If the system could not find solid lane marking for 1 meter or missed a broken lane marking, it should slow down; notify the driver to take over control; if the driver didn’t take over control for 2 seconds, it should turn on the hazard lights and bring the car into full stop on the current lane (the last known trajectory would be the best guess by the system in this situation) if it couldn’t change lane and park on the side road. The car system should be disabled for 1 minute to calm down the upset driver as well as giving the driver time to access traffic around the car before merging back into traffic manually.

8. Wireless protocol

If many car manufacturers used the same laser beam and frequency for detecting safe distance between cars on the roads, then a simple protocol embedded in the laser waves should be implemented by those car manufacturers. For example,
-         Common message ID: the first few characters to identify this is a laser beam message.

-         Next 5 characters to identify a car manufacturer, e.g.

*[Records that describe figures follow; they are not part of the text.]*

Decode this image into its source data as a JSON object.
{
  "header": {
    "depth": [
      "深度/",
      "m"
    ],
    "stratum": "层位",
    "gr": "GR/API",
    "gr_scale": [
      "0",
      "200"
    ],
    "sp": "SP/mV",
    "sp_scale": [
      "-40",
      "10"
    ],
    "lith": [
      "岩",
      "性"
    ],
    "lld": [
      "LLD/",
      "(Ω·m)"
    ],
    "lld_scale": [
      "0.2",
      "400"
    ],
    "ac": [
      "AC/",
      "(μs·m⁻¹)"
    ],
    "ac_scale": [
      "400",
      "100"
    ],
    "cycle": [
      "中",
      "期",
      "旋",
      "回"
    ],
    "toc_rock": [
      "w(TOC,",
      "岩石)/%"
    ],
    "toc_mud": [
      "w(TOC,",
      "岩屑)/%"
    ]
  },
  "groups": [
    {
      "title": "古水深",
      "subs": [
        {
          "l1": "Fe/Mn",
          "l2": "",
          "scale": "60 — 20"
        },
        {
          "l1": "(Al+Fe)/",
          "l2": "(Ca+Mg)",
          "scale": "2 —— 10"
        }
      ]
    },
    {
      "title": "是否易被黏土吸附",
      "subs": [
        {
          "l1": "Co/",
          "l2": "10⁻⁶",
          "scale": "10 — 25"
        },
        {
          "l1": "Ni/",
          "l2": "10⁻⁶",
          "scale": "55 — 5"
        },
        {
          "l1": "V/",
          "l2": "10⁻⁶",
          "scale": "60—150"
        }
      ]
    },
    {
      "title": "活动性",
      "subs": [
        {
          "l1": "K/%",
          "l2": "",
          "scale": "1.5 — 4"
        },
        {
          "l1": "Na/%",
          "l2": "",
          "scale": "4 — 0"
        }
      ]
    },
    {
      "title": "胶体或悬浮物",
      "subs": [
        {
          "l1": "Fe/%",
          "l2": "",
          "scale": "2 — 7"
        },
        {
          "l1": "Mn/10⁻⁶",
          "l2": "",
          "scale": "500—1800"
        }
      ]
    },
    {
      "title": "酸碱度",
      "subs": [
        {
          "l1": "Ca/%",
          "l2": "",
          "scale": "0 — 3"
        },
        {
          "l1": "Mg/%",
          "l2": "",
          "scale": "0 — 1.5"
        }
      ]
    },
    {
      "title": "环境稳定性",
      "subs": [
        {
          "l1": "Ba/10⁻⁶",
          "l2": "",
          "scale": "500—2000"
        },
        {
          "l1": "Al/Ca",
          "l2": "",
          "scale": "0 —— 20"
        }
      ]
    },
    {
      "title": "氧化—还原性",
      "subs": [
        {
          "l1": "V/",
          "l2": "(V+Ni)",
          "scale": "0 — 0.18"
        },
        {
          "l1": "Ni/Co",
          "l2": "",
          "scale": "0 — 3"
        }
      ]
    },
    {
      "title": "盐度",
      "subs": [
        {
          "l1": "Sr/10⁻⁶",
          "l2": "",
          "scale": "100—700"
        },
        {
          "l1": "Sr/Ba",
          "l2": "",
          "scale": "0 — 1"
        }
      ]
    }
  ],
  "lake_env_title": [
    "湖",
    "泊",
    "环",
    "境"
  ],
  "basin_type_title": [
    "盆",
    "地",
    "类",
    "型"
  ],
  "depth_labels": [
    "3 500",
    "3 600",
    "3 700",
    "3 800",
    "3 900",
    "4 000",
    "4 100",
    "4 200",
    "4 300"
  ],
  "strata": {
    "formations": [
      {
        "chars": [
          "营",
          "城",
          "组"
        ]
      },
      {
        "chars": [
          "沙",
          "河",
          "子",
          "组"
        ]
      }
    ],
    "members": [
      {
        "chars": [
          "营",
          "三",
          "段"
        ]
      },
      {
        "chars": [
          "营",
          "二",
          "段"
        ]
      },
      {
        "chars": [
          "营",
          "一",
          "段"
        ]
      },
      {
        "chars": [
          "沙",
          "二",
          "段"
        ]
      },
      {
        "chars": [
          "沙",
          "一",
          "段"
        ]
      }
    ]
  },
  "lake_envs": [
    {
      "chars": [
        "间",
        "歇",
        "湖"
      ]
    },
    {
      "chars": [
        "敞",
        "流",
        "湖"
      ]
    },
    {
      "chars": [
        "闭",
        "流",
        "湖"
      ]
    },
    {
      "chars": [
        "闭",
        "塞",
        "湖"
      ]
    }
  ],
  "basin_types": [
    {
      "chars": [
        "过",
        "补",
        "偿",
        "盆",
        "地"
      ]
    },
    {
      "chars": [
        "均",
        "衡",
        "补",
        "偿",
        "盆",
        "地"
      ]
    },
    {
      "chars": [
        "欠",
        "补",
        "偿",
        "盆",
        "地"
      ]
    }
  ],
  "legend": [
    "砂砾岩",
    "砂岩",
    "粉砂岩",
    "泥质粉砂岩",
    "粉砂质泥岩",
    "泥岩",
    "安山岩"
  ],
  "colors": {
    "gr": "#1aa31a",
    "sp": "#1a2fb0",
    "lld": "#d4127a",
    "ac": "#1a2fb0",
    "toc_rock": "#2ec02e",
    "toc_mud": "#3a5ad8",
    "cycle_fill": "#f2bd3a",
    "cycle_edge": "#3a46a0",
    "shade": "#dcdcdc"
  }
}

TOYOT for Toyota

-         The next 9 characters are proprietary to contain ID of the car, e.g. the first 2 characters for model, and the last 7 characters for unique ID of that car.
Since there wouldn’t be necessary for vehicle to vehicle communications to avoid hackers manipulate all cars on a road causing accidents, the last 9 characters reserved for each manufacturers providing flexibility.
Manufacturers should avoid using unique ID such as vehicle’s VIN and serial number as those numbers should remain private for law enforcement, insurance, and vehicle maintenance.